The “eighteen worthies” list is almost certainly a Sòng-period reconstruction rather than a faithful record of the historical Lúshān fellowship. The earliest sources for Huìyuǎn at Lúshān — Huìjiǎo’s KR6r0052 Gāosēng zhuàn (519) and the Chū sānzàng jì jí (T2145) — record neither the round number “eighteen” nor the closed list of named members. The Sòng-Pure-Land tradition retroactively constructed the Báiliánshè of eighteen worthies as the foundational event of the Chinese Pure-Land school, parallel to (and modelled on) the Chán’s invention of a closed Bodhidharma-lineage in roughly the same period. Modern scholarship treats the “eighteen worthies” list as a legendary construction of the Sòng-Pure-Land establishment.

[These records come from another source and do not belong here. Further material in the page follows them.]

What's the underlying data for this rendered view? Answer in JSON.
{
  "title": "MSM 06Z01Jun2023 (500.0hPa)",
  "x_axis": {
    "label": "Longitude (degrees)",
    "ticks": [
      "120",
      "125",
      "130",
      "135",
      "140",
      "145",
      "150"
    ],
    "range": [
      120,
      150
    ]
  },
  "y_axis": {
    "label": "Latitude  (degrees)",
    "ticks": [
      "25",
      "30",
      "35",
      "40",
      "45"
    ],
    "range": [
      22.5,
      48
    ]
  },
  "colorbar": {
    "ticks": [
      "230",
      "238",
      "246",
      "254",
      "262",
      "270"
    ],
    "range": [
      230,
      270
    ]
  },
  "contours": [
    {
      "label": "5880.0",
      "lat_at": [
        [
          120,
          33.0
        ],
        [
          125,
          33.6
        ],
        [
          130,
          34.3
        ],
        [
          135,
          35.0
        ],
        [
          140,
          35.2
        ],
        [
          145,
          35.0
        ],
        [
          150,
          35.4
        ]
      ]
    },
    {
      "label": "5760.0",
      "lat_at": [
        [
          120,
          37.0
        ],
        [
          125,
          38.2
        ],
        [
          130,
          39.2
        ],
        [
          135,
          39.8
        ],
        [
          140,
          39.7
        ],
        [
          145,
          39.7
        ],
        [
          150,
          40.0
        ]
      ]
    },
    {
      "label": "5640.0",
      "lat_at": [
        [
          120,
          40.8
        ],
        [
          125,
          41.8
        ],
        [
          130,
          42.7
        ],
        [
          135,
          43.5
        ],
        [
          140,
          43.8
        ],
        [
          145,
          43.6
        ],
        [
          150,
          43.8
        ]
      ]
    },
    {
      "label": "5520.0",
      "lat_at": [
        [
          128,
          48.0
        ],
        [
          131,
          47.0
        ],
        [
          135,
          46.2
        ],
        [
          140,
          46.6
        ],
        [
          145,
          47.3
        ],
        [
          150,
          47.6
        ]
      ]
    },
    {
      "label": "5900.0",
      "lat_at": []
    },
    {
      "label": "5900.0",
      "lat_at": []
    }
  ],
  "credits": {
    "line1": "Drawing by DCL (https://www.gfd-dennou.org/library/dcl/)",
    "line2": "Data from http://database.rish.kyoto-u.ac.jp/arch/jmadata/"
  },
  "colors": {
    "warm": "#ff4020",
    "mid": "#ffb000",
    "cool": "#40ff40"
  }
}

The text is preserved exclusively in the Manji Xuzangjing (X78 no. 1543), without any pre-Míng print witness. Its source-history is obscure; it likely circulated as a manuscript pamphlet within the Pure-Land schools from the Sòng or Yuán period, and was first printed only in the late Míng. Cross-references in KR6r0075, KR6r0076, and KR6r0078 suggest that the “eighteen worthies” tradition was already canonical in the Sòng-Pure-Land school.

Translations and research

  • Erik Zürcher, The Buddhist Conquest of China, 2nd ed. (Leiden: Brill, 1972, repr. 2007), chapter 4 — the foundational Western-language analysis of the historical Huì-yuǎn at Lú-shān, with extended discussion of the Bái-lián-shè legend and its Sòng-period reconstruction.
  • 阿部肇一 (Abe Chōichi), 《中國禪宗史の研究》 (Tokyo: Seishin shobō, 1963) — Japanese-language analysis of the Sòng-period Pure-Land lineage formation.
  • Daniel A. Getz, “T’ien-t’ai Pure Land Societies and the Creation of the Pure Land Patriarchate,” in Buddhism in the Sung, ed. P. Gregory and D. Getz (Honolulu, 1999), 477–523.
  • 陳垣, 《釋氏疑年錄》 — early-20th-century chronological criticism on the Bái-lián-shè prosopography.

Other points of interest

The “eighteen worthies” list mirrors well-known Confucian and Daoist precedents: the Confucian bā shǐ 八史 (“eight historians”) of antiquity, the Daoist qī xián 七賢 (“seven worthies of the Bamboo Grove”), and other closed-membership intellectual fellowships of medieval Chinese tradition. Its application to early Buddhist hagiography is a deliberate Sòng-Pure-Land assertion of parity of cultural prestige with the Confucian and Daoist traditions, articulated through a familiar literary form. The “eighteen worthies” became the standard iconographic subject for Pure-Land devotional painting from the Yuán dynasty onwards.